4. Shop around for the best refinancing rates
Not all interest rates are created equal — all lenders will weigh your credit score, financial history and eligibility differently. If you’ve decided to refinance, start with the bank you use for other services, such as your checking and saving account. Some financial institutions offer discounts on interest rates for existing customers. Then compare that rate with rates from other lenders to get a clearer view of what top lenders are offering. A rule of thumb is to get prequalified with around three lenders.
The bottom line: Interest rates vary widely, so compare deals at a few banks and credit unions.
5. Determine how much you’d save by refinancing
After you’ve shopped around for rates and understand what you may be able to qualify for, do the math to see how much you’d save by refinancing your car loan. An auto loan refinance calculator can help here.
The bottom line: Doing the math ahead of time will let you see how much money a new rate could save you on interest, monthly payments or both.
6. Get your paperwork in order
Before you submit an application to refinance your car, gather all documentation the lender will need to review. You will need to provide proof of income, proof of insurance and details of your existing loan. Be prepared to show W-2s, paystubs, utility bills, insurance cards and more. You will also need to have your vehicle’s make, model, mileage and VIN ready.
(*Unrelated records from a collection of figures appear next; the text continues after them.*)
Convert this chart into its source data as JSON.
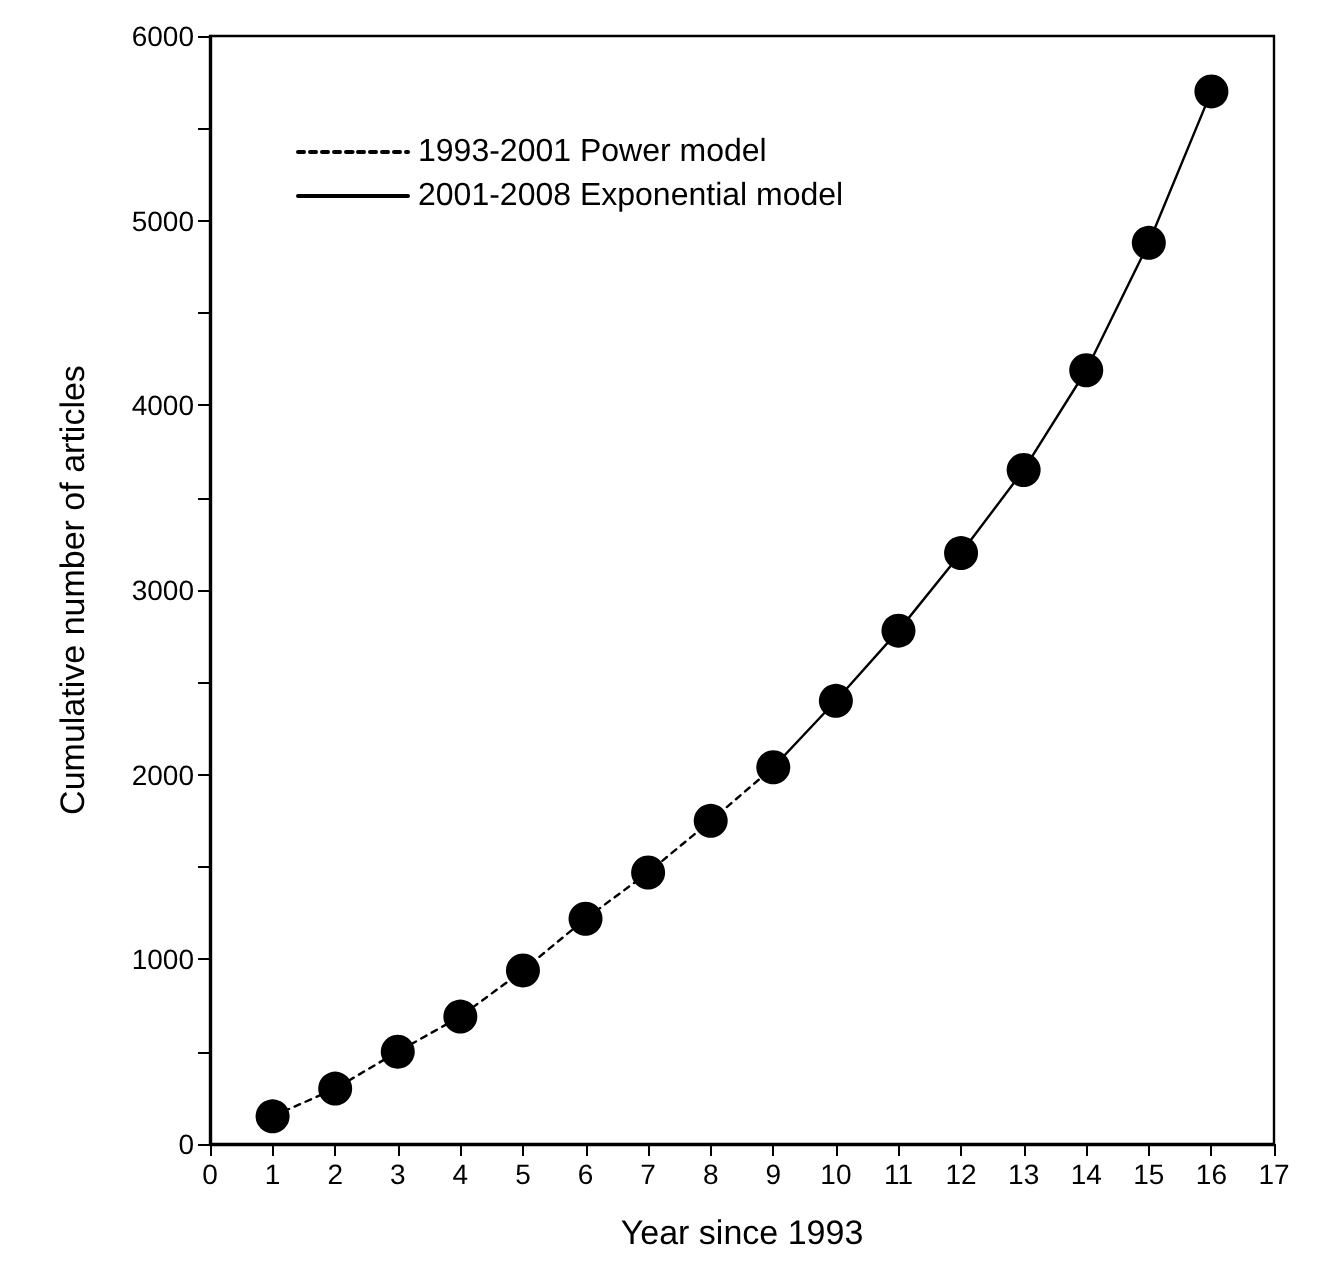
{
  "chart_data": {
    "type": "scatter",
    "xlabel": "Year since 1993",
    "ylabel": "Cumulative number of articles",
    "x": [
      1,
      2,
      3,
      4,
      5,
      6,
      7,
      8,
      9,
      10,
      11,
      12,
      13,
      14,
      15,
      16
    ],
    "series": [
      {
        "color": "#000000",
        "marker": "circle",
        "values": [
          150,
          300,
          500,
          690,
          940,
          1220,
          1470,
          1750,
          2040,
          2400,
          2780,
          3200,
          3650,
          4190,
          4880,
          5700
        ]
      },
      {
        "type": "line",
        "name": "1993-2001 Power model",
        "color": "#000000",
        "line_style": "dotted",
        "marker": "none",
        "x": [
          1,
          2,
          3,
          4,
          5,
          6,
          7,
          8,
          9
        ],
        "values": [
          150,
          300,
          500,
          690,
          940,
          1220,
          1470,
          1750,
          2040
        ]
      },
      {
        "type": "line",
        "name": "2001-2008 Exponential model",
        "color": "#000000",
        "line_style": "solid",
        "marker": "none",
        "x": [
          9,
          10,
          11,
          12,
          13,
          14,
          15,
          16
        ],
        "values": [
          2040,
          2400,
          2780,
          3200,
          3650,
          4190,
          4880,
          5700
        ]
      }
    ],
    "xlim": [
      0,
      17
    ],
    "xticks": [
      0,
      1,
      2,
      3,
      4,
      5,
      6,
      7,
      8,
      9,
      10,
      11,
      12,
      13,
      14,
      15,
      16,
      17
    ],
    "ylim": [
      0,
      6000
    ],
    "yticks": [
      0,
      {
        "value": 500,
        "label": null
      },
      1000,
      {
        "value": 1500,
        "label": null
      },
      2000,
      {
        "value": 2500,
        "label": null
      },
      3000,
      {
        "value": 3500,
        "label": null
      },
      4000,
      {
        "value": 4500,
        "label": null
      },
      5000,
      {
        "value": 5500,
        "label": null
      },
      6000
    ],
    "grid": false,
    "legend": "top left"
  }
}
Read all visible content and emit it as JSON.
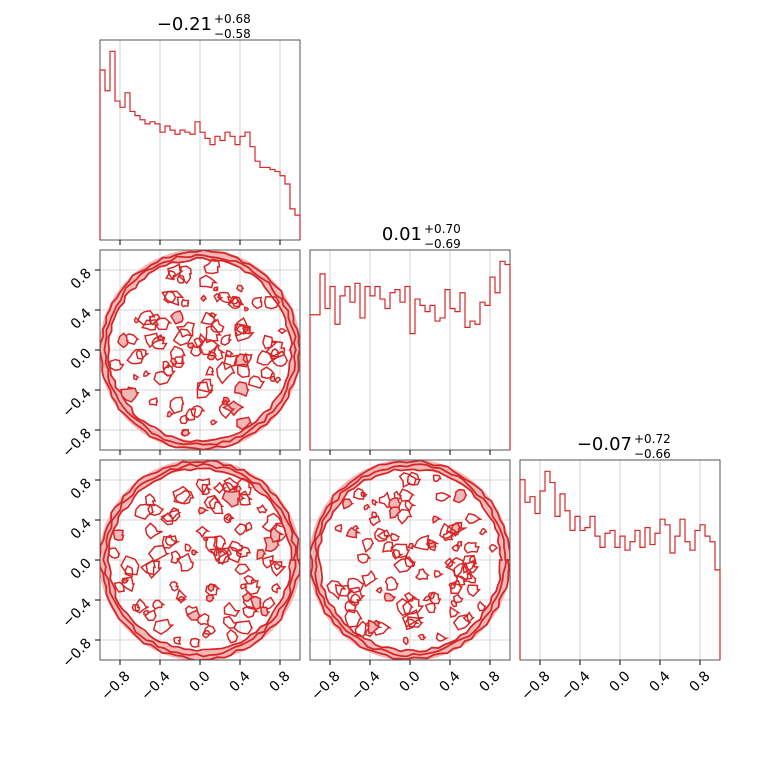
{
  "chart_data": {
    "type": "corner",
    "color": "#d62728",
    "fill_color": "#f2b8b8",
    "grid": true,
    "range": [
      -1.0,
      1.0
    ],
    "ticks": [
      "−0.8",
      "−0.4",
      "0.0",
      "0.4",
      "0.8"
    ],
    "tick_values": [
      -0.8,
      -0.4,
      0.0,
      0.4,
      0.8
    ],
    "diagonal": [
      {
        "title": {
          "median": "−0.21",
          "plus": "+0.68",
          "minus": "−0.58"
        },
        "bins": 40,
        "counts": [
          82,
          72,
          91,
          67,
          64,
          71,
          62,
          60,
          58,
          56,
          57,
          56,
          52,
          55,
          53,
          51,
          53,
          52,
          51,
          57,
          52,
          49,
          46,
          50,
          48,
          52,
          50,
          46,
          50,
          52,
          45,
          38,
          35,
          35,
          34,
          33,
          31,
          27,
          15,
          12
        ]
      },
      {
        "title": {
          "median": "0.01",
          "plus": "+0.70",
          "minus": "−0.69"
        },
        "bins": 40,
        "counts": [
          43,
          43,
          56,
          45,
          52,
          40,
          49,
          52,
          47,
          53,
          42,
          52,
          49,
          52,
          48,
          45,
          50,
          51,
          47,
          52,
          37,
          48,
          46,
          44,
          46,
          41,
          42,
          51,
          45,
          44,
          50,
          39,
          41,
          40,
          47,
          46,
          55,
          50,
          60,
          59
        ]
      },
      {
        "title": {
          "median": "−0.07",
          "plus": "+0.72",
          "minus": "−0.66"
        },
        "bins": 40,
        "counts": [
          64,
          56,
          58,
          52,
          60,
          67,
          63,
          51,
          59,
          53,
          46,
          51,
          46,
          47,
          51,
          44,
          40,
          45,
          46,
          40,
          44,
          39,
          42,
          46,
          40,
          47,
          41,
          45,
          50,
          48,
          38,
          44,
          50,
          42,
          39,
          46,
          48,
          44,
          42,
          32
        ]
      }
    ],
    "pairs": [
      {
        "row": 1,
        "col": 0,
        "shape": "disk",
        "radius": 1.0
      },
      {
        "row": 2,
        "col": 0,
        "shape": "disk",
        "radius": 1.0
      },
      {
        "row": 2,
        "col": 1,
        "shape": "disk",
        "radius": 1.0
      }
    ]
  }
}
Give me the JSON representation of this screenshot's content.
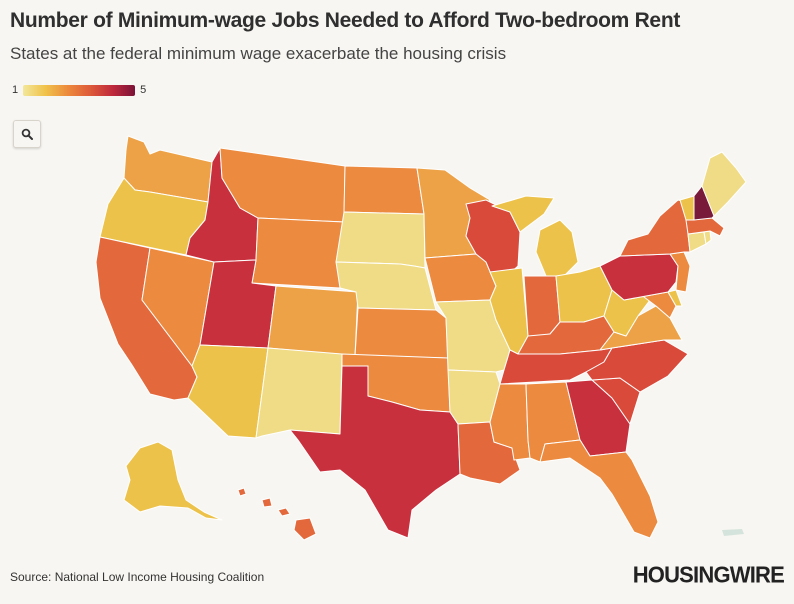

The bottom line: Organize your documents ahead of time to speed up the refinancing timeline.
How the coronavirus has impacted auto loan refinancing
Due to the economic impacts of COVID-19, many lenders have introduced relief options for their customers. If you’re struggling to make auto loan payments, you may have options for deferment.
Interest rates have also been low since March 2020, which makes now a great time to refinance. But with this drop in rates and surge in interest, lenders have also enforced more strict rules when it comes to refinancing. Most lenders do not accept unemployment as the primary source of income, and many have raised their credit score requirements.
The best way to see how your personal auto loan refinance options have been impacted by the pandemic is to get quotes from a few lenders.
Refinancing your car loan can make a big difference in your personal finances. The current interest rate environment is a great time to consider your refinancing options, though it’s not the best option for everyone — if you’re thinking about refinancing, investigate auto loan rates and compare those terms with the terms of your current loan.